Seventy-five per cent of the world's poor live and work in rural areasi. Most of these people are smallholders who depend on agriculture for their subsistence. Agriculture is therefore of crucial importance to meeting the Millennium Development Goal on poverty reduction, especially in Africa. But agriculture fell out of favour with DFID and other donors in the 1990s and, since then, the plight of poor farmers has worsened. Today, most smallholder farmers are unable to access the basic services which could help them increase their productivity and forge a sustainable livelihood from agriculture. Despite the obvious contribution of agriculture to poverty reduction, DFID has been slow to re-engage with the sector but is now showing a willingness to do so.

Some commentators argue that, in a globalised world, smallholder agriculture has a limited potential for acting as a force for development. In the long-term, they may be correct, but we believe that agriculture should be understood as a process in which small-scale farming can drive development at an early stage. As agricultural productivity intensifies, people will leave the land to work in other sectors and the size of farms will increase. Smallholdings, an everpresent reality in Africa, can be efficient and can successfully engage in commercial operation. Small-scale farming can initiate rural development and be a source of poverty reduction. But this can only happen if farmers are provided with the services they need. These services include access to basic inputs: fertilisers and improved seeds - the provision of which helped Asia more than double its productivity during its Green Revolutionsii. Financial services are vital to enable farmers to access these inputs. Plant breeding and other new technologies can also raise productivity provided they produce innovations that are useful to smallholders, and not solely to large-scale commercial operators. Farmers also need information about, and access to, markets. In part access to markets is enabled by the development of infrastructure which DFID has rightly emphasised. But DFID has, in our view, concentrated too narrowly on creating an economy-wide "enabling environment" to the exclusion the specific challenges of getting smallholder agriculture moving. DFID must now urgently turn its attention to the sustainable provision of the most basic of services to smallholders.

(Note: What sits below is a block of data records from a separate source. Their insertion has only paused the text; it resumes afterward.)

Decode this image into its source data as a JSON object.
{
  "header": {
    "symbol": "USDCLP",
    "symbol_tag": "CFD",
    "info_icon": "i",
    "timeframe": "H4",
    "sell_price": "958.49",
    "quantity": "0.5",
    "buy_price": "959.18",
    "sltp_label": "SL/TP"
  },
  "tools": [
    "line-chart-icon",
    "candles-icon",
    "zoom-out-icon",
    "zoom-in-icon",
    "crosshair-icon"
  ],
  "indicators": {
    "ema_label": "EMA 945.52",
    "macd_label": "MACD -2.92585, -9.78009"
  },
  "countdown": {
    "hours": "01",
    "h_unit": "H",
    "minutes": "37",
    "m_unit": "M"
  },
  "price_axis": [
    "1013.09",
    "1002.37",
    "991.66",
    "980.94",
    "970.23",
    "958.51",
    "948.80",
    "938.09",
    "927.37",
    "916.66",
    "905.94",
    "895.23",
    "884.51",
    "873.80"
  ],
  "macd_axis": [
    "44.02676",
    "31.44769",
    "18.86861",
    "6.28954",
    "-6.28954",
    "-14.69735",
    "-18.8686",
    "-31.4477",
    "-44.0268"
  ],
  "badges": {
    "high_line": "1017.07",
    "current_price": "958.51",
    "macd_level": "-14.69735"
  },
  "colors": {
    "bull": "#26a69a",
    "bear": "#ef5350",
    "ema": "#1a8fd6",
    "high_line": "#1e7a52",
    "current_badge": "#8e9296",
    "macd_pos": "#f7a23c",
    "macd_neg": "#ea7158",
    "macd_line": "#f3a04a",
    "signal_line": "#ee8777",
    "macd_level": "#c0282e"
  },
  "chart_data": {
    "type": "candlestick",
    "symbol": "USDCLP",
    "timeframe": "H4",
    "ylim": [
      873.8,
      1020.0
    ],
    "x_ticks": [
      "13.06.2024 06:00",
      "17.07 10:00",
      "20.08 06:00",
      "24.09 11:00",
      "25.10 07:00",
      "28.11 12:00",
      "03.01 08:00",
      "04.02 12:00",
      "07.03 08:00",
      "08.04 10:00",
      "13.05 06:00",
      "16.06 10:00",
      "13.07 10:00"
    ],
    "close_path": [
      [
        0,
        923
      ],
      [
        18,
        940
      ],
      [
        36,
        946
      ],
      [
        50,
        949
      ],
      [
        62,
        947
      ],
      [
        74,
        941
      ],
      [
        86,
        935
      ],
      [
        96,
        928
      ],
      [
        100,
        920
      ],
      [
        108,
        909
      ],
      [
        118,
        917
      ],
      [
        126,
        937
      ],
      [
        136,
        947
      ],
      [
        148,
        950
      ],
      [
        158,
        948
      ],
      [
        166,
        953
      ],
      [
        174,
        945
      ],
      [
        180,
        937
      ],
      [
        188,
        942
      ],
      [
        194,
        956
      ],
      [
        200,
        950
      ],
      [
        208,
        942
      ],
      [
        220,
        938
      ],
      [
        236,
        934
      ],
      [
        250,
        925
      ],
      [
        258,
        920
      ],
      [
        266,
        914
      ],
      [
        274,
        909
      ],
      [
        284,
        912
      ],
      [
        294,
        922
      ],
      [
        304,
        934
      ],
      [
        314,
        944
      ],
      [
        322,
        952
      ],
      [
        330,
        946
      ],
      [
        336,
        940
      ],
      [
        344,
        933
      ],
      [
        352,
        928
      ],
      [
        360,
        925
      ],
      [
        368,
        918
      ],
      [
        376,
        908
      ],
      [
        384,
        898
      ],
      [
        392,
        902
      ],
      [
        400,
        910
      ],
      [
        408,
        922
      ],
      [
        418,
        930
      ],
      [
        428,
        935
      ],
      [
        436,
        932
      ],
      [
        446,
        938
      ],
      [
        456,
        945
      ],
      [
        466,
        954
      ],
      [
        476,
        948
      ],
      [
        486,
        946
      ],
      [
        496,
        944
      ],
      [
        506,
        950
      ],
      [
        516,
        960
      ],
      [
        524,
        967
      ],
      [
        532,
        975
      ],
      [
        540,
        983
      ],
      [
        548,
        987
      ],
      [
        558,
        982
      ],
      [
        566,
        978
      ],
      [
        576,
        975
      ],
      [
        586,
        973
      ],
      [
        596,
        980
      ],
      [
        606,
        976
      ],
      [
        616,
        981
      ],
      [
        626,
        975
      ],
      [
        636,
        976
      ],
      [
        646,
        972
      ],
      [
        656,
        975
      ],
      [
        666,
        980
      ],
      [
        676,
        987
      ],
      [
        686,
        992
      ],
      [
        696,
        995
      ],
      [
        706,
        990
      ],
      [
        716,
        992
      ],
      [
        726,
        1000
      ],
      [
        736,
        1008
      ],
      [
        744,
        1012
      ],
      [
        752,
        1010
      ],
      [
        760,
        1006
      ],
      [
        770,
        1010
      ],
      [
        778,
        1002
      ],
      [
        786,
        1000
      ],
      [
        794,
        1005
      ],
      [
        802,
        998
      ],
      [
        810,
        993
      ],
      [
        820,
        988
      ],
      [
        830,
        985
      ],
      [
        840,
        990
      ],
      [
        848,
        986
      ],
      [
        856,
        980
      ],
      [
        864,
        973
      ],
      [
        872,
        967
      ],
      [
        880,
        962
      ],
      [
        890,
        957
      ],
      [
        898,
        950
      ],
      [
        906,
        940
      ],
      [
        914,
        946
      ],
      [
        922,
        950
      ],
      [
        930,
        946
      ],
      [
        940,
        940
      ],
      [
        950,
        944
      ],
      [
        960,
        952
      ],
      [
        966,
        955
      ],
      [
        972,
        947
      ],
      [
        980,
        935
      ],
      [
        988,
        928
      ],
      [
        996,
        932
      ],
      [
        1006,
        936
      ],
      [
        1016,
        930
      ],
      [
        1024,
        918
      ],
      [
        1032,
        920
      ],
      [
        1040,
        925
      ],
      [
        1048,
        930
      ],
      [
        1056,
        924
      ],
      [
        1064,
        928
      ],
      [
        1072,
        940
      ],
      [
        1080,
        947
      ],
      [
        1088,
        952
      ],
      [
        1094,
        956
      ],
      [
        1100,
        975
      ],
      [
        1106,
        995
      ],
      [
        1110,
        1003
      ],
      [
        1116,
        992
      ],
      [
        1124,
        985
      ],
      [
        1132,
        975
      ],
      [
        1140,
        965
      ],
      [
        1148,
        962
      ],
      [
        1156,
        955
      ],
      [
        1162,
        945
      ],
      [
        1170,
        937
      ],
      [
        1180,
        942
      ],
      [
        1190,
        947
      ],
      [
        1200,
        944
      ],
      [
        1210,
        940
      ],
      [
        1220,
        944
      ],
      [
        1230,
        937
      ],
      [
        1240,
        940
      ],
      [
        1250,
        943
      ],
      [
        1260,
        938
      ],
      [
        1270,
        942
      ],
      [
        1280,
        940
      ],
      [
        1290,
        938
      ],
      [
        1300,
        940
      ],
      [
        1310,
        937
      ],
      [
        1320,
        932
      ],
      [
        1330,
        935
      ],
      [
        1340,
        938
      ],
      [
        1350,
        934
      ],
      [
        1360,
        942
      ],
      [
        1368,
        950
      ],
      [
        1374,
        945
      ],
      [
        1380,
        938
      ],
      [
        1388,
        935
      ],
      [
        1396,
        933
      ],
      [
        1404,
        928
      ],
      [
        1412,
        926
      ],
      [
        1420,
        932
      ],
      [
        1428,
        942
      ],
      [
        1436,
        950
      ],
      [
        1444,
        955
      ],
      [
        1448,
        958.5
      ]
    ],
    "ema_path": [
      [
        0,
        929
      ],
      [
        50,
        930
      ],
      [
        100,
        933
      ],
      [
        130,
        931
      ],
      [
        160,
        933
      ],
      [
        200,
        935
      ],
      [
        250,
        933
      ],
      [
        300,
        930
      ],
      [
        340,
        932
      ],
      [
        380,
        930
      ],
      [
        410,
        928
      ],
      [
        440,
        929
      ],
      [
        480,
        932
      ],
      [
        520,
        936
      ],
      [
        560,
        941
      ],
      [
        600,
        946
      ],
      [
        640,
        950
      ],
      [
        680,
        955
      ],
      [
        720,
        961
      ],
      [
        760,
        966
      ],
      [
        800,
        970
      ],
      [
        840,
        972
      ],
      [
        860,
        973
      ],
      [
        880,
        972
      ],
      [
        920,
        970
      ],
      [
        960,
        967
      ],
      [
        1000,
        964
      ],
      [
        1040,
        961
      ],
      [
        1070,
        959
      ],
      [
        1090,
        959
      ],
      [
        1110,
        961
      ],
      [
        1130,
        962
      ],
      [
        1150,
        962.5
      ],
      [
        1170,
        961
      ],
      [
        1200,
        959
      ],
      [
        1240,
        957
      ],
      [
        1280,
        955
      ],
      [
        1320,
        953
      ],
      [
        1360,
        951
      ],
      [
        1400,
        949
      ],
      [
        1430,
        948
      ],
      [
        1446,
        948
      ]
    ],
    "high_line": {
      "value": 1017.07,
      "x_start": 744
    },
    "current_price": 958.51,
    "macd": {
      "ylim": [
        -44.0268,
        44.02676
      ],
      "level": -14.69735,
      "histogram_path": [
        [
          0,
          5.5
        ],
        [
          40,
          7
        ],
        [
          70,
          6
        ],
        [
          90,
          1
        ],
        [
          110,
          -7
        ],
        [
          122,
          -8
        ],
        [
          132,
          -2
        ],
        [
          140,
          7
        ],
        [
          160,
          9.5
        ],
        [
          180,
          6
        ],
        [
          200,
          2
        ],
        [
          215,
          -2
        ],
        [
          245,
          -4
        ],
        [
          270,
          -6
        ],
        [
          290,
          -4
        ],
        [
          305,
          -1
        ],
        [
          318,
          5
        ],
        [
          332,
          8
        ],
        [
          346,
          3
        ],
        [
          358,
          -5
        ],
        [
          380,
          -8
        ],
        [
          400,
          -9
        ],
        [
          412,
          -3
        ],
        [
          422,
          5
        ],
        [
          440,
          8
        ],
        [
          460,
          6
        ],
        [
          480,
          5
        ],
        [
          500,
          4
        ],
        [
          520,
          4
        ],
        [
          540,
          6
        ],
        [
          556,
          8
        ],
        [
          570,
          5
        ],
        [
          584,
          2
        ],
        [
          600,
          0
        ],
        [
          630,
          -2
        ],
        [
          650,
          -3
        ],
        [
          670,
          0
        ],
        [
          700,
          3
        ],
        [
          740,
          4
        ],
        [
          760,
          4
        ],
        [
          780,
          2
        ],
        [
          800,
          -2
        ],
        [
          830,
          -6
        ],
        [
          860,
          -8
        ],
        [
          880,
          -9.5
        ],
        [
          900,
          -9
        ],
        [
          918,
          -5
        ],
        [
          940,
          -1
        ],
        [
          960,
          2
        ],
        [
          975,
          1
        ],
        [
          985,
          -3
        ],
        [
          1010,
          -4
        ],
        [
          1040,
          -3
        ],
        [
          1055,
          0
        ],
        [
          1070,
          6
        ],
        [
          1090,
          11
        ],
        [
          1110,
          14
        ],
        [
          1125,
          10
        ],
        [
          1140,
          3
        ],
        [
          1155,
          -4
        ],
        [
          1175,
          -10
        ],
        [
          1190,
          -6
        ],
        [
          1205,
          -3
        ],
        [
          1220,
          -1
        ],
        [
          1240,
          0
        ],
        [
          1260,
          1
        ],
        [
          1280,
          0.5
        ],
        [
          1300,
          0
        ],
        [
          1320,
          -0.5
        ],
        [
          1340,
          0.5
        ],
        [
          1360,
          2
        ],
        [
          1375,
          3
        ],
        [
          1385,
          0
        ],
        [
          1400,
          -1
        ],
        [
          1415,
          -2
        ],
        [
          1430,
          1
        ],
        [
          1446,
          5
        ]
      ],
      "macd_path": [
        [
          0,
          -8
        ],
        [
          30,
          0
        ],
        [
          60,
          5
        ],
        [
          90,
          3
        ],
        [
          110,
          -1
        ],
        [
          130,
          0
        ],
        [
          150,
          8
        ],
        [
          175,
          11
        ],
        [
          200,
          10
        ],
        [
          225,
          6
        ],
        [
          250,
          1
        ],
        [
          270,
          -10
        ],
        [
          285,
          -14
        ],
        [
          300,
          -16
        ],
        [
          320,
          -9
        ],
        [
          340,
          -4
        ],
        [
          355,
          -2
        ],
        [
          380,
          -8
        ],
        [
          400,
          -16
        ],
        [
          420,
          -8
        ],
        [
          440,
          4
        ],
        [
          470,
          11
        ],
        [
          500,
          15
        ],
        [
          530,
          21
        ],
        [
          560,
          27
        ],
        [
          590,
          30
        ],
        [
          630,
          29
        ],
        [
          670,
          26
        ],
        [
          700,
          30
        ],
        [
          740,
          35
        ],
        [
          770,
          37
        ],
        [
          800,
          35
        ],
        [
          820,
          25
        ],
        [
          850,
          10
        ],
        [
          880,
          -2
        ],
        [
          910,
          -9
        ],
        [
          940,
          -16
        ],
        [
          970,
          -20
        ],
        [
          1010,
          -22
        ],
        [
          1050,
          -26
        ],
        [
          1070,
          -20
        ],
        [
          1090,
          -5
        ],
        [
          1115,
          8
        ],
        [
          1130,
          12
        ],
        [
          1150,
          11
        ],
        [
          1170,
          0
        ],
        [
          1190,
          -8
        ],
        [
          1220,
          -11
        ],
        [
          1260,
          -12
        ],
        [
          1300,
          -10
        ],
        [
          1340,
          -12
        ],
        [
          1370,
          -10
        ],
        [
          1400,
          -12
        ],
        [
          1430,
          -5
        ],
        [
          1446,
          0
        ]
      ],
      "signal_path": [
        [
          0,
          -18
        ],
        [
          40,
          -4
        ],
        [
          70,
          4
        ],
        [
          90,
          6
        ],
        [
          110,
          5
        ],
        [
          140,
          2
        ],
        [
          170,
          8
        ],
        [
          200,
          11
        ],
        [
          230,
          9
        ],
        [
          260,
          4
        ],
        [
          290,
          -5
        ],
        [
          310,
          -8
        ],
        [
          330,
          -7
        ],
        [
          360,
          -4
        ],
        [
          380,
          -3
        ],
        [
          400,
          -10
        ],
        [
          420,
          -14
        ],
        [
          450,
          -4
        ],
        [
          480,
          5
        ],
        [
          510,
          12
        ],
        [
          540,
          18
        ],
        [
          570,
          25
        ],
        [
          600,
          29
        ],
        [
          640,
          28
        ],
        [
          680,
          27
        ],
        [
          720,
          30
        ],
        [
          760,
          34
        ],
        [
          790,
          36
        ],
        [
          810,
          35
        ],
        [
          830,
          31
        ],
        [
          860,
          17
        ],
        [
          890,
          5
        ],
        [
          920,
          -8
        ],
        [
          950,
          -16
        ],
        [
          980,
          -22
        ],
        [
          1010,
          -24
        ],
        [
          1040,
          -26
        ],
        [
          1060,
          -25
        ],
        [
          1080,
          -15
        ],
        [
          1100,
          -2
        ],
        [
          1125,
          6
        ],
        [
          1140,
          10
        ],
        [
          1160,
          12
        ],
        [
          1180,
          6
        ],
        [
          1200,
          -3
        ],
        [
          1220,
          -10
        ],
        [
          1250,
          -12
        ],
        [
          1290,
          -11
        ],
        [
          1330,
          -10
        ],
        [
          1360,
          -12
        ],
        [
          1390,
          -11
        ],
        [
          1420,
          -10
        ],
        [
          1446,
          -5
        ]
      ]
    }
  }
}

Agriculture's fall from favour has to be seen in the context of the failure of large agricultural projects and the realisation that there were severe problems with state provision of agricultural services and the use of generalised subsidies. The role of the state was reduced and the private sector was expected to fill the gap in service provision. While this did happen to some extent in the cash crop sector, the private sector did not step in to provide services to those growing staple, food crops. We are convinced that some level of state involvement in delivery of these key agricultural services is now necessary. It is time for DFID to work to develop appropriate models for state involvement that recognise the respective benefits, and limits, of the public and private sectors. DFID must also act as an advocate for agriculture with the World Bank, the body which has the main influence on the broader policy environment. DFID and other policy makers need to understand why past policies have failed and address the existing gap in service provision. The world's poor need a mixed strategy that strikes the right balance between state and private sector involvement, as well as an appropriate balance in emphasis on small-, medium- and large-scale farms. Finally, the regional diversity of agriculture requires policy to be sensitive to the local context: a blanket approach will not work.



Footnotes:

  1. Rural Poverty Report 2001, International Fund for Agricultural Development (IFAD), page 3.


  2. Cereal production in south Asia rose by 92% between 1969 and 1996 and doubled in east and southeast Asia (Transforming the Rural Asian Economy: The Unifinished Revolution, Rosegrant and Hazell, Asian Development Bank / Oxford University Press, 2000, Introduction, page xix).